Myojeong tried to draw him into conversation. He wanted to know whether the child remembered anything about his parents, and if so, how much. After they had spoken for a little while, it seemed the child did not know his parents at all and had no memories of them. He only said that, at some point, he had found himself wandering the roads. At that, Myojeong felt a strange sense of relief—and, at the same time, an inexplicable guilt.

“Sleep well tonight.”

Myojeong asked for bathwater to be heated, washed the child clean, then prepared bedding for him on the warmest part of the heated floor. The child, who had been shivering in the cold all day, seemed exhausted and soon fell asleep.

Suddenly, Myojeong’s heart felt heavy.

He pitied the child, who had become the vessel of the calamity god without ever receiving a scrap of affection, not even a name. Although it was not what Myojeong had intended, the elders had said this had been planned long ago. That meant the child’s life had perhaps been decided from the moment he was born. Myojeong, too, could not be free from that chain of vice and responsibility. If this unknowing child had an enemy, it was the Naja.
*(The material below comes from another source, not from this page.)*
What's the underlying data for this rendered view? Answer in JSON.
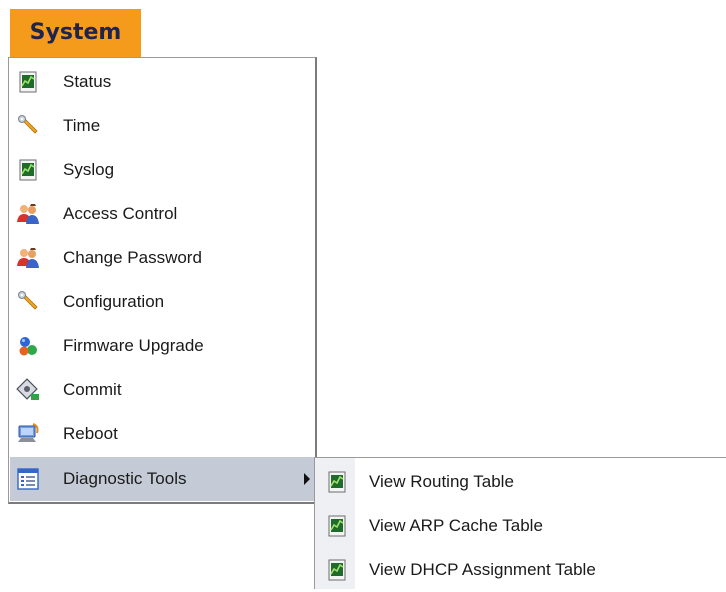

The reason he had not killed the child immediately was a fleeting moment of pity and compassion. Even without the mask, which he did not have with him, it would not have been difficult for Myojeong to take the child’s life. Snapping that neck would be all too easy. But a moment’s hesitation kept making him falter.

Perhaps it was shallow pity. Perhaps it was a selfish kindness disguised as goodwill, offered only because he wanted to ease his own guilt. It would be more accurate to call it a grace bestowed for his own sake, given in the hope of lessening his guilt even slightly. Even so, Myojeong wanted to leave at least one warm memory in the child’s few remaining years of life, which must have been as cold as a tomb.

A few days would be enough, he thought.

Myojeong reached out.

He pulled the blanket up to the child’s neck, so the cold would not seep in.